EBITDA: roughly 20% of revenue, or about $175,000.
Comparable operating statements I track for similar fly-in and boat-in lodges typically show EBITDA running 19% to 42% of revenue, averaging around 27%. At 20%, this lodge sat essentially at the floor of that range — not a bad margin, but about as thin as this category gets.
What the GRM Actually Reflects
One way to estimate market value for a wilderness lodge is the Gross Revenue Multiplier (GRM) Approach for going-concern lodge sales — sale price divided by trailing gross revenue. It's the standard shortcut in this niche because verifying a privately-run lodge's expenses is often difficult, while revenue is usually easier to confirm.
Compare that to recent comparable lodge transactions, where GRMs have ranged from roughly 1.3x to 3.7x, averaging close to 2.5x.

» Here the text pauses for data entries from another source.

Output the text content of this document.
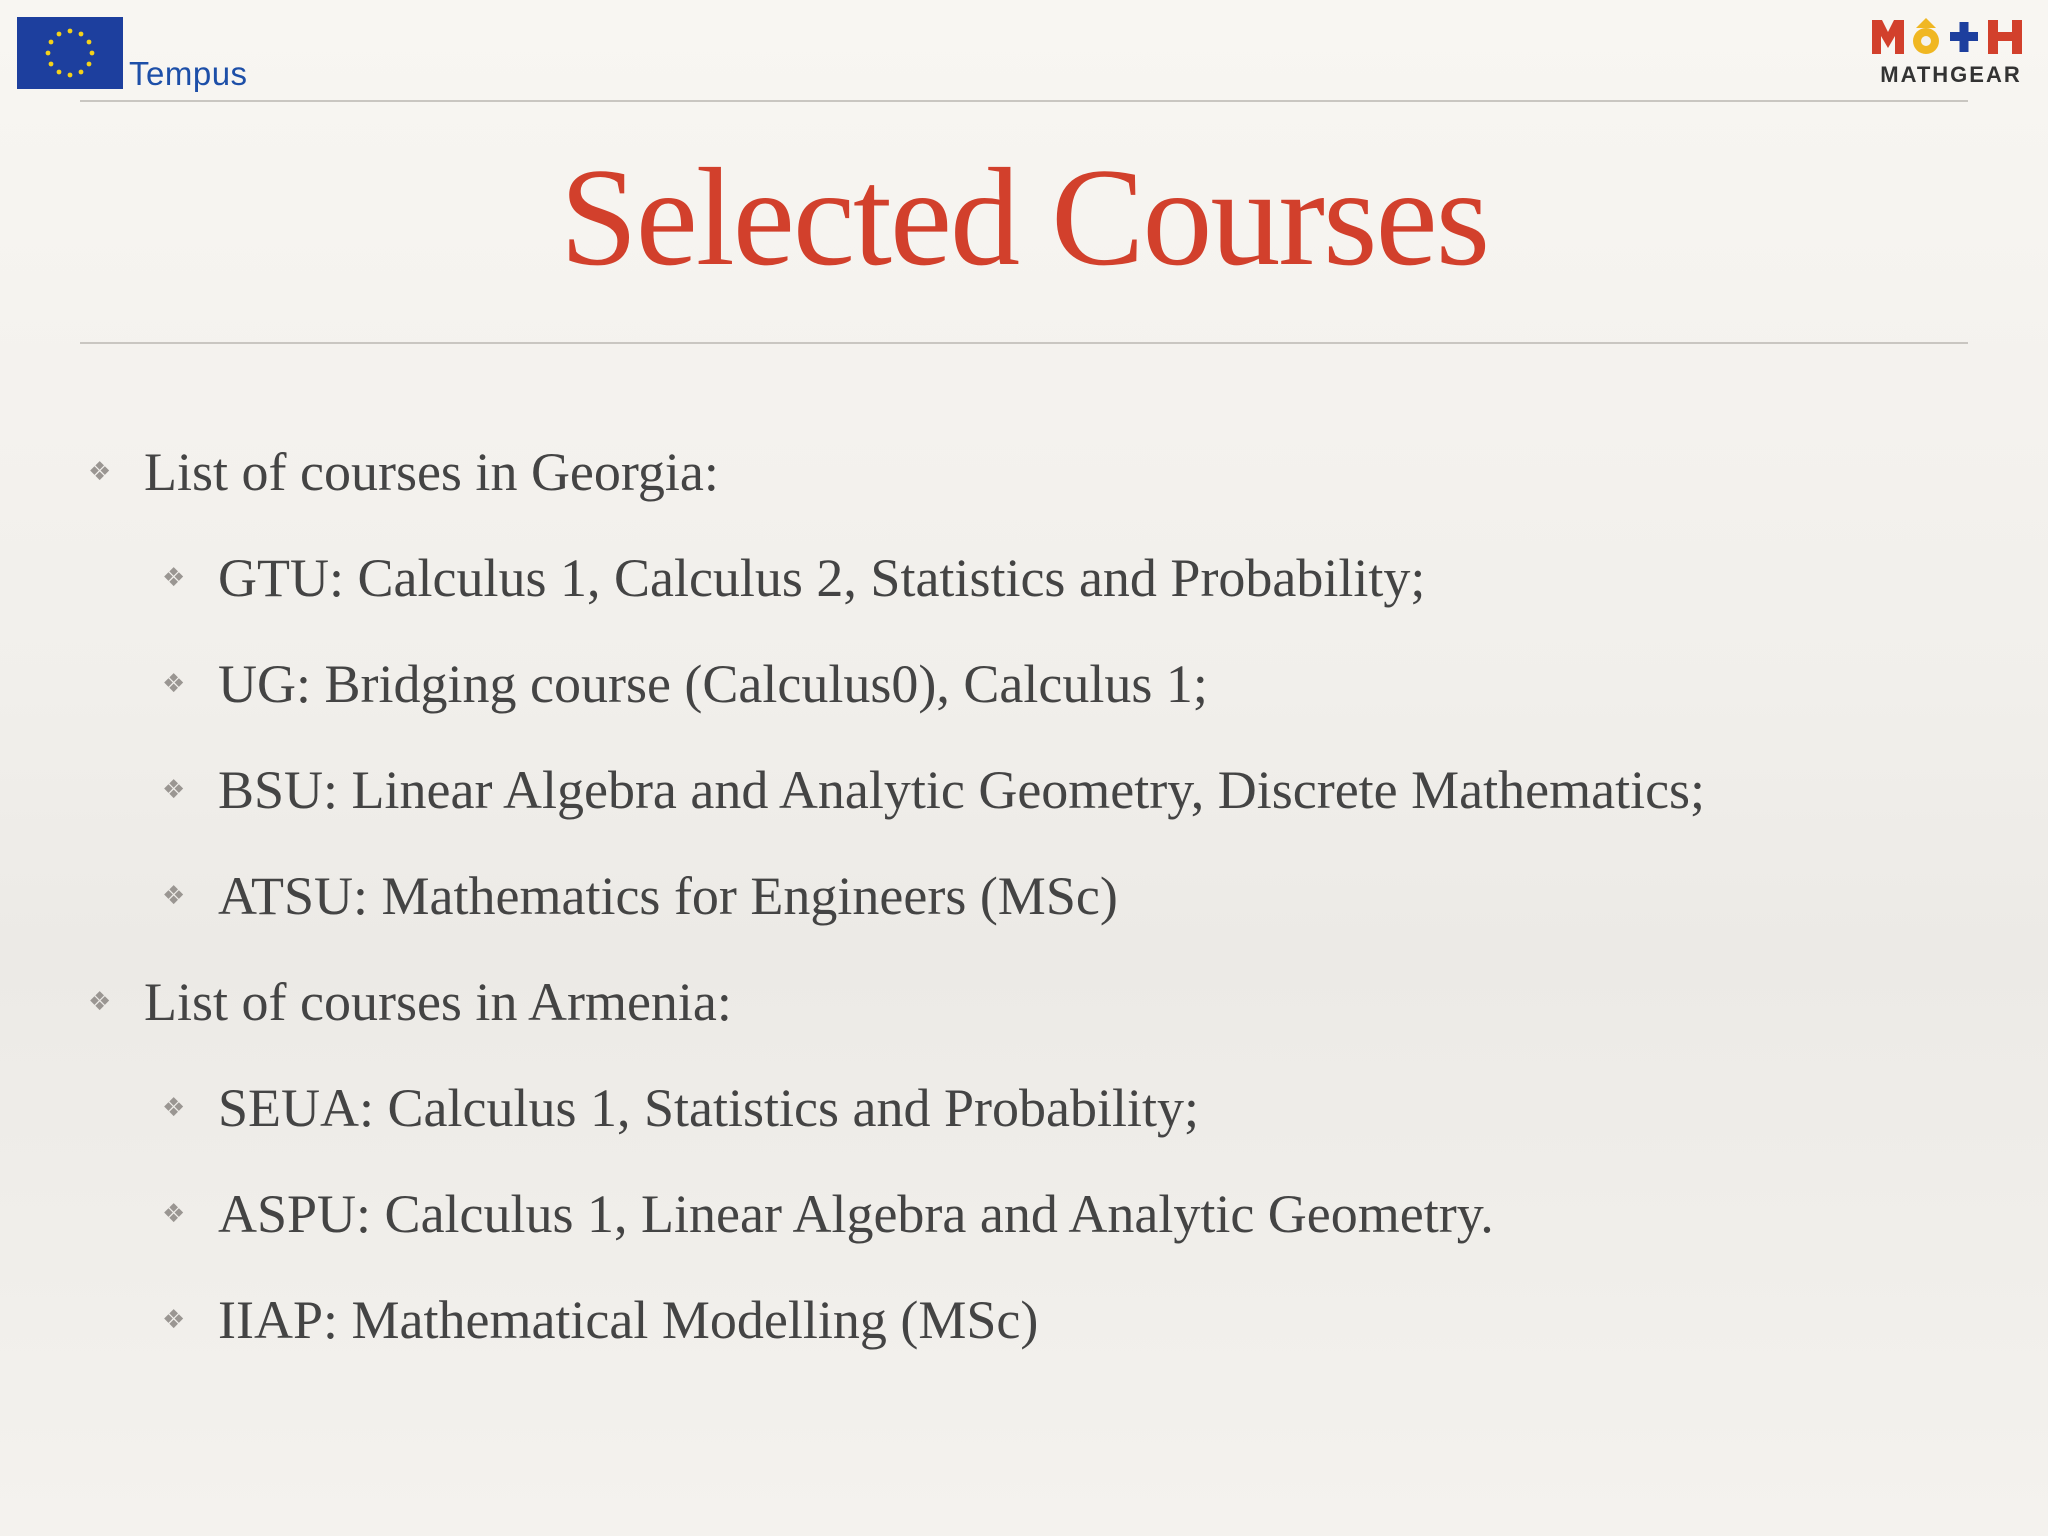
Tempus	MATHGEAR
Selected Courses
❖ List of courses in Georgia:
❖ GTU: Calculus 1, Calculus 2, Statistics and Probability;
❖ UG: Bridging course (Calculus0), Calculus 1;
❖ BSU: Linear Algebra and Analytic Geometry, Discrete Mathematics;
❖ ATSU: Mathematics for Engineers (MSc)
❖ List of courses in Armenia:
❖ SEUA: Calculus 1, Statistics and Probability;
❖ ASPU: Calculus 1, Linear Algebra and Analytic Geometry.
❖ IIAP: Mathematical Modelling (MSc)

This lodge landed near the bottom of that range too — which makes sense once you connect it to the margin. A buyer paying $1.2 million for a lodge generating $875,000 a year and $175,000 in EBITDA is underwriting roughly a 6.9-year payback on EBITDA. That's a long payback for the risk involved, and a thin margin only stretches it further: less cash flow cushion if a season runs short, if fuel costs spike, if a charter contract gets renegotiated.
But margin doesn't tell the whole story here, because the lodge's revenue scale matters too. A smaller lodge doing $350,000 in revenue at this same 20% margin might still sell for a multiple north of 2x, simply because the absolute dollars and absolute risk are smaller. Buyers tend to pay a richer multiple for a smaller, simpler operation and a thinner one for a larger, more complex business — more revenue usually means more staff, more logistics, more moving parts, and more exposure if things go sideways.
The Takeaway
If your EBITDA margin sits near the bottom of the range for your category — call it under 20-22% for a fly-in or boat-in fishing lodge — expect that to weigh on the Gross Revenue Multiplier a buyer is willing to pay, no matter how strong your top-line revenue looks.
Revenue gets you noticed. Margin gets you paid. A buyer underwriting this deal isn't pricing your bookings; they're pricing what's left after fuel, freight, staff, and the rest of the operating costs come off the top. Thin that number out and you've thinned out the multiple too.
If you're planning a future sale, don't wait until the appraisal to find out where your margin sits relative to the comp set. Tightening freight contracts, right-sizing seasonal staffing, and trimming logistics costs before you list won't just pad this year's numbers — they directly expand the multiple a buyer will pay on every dollar of revenue you bring in.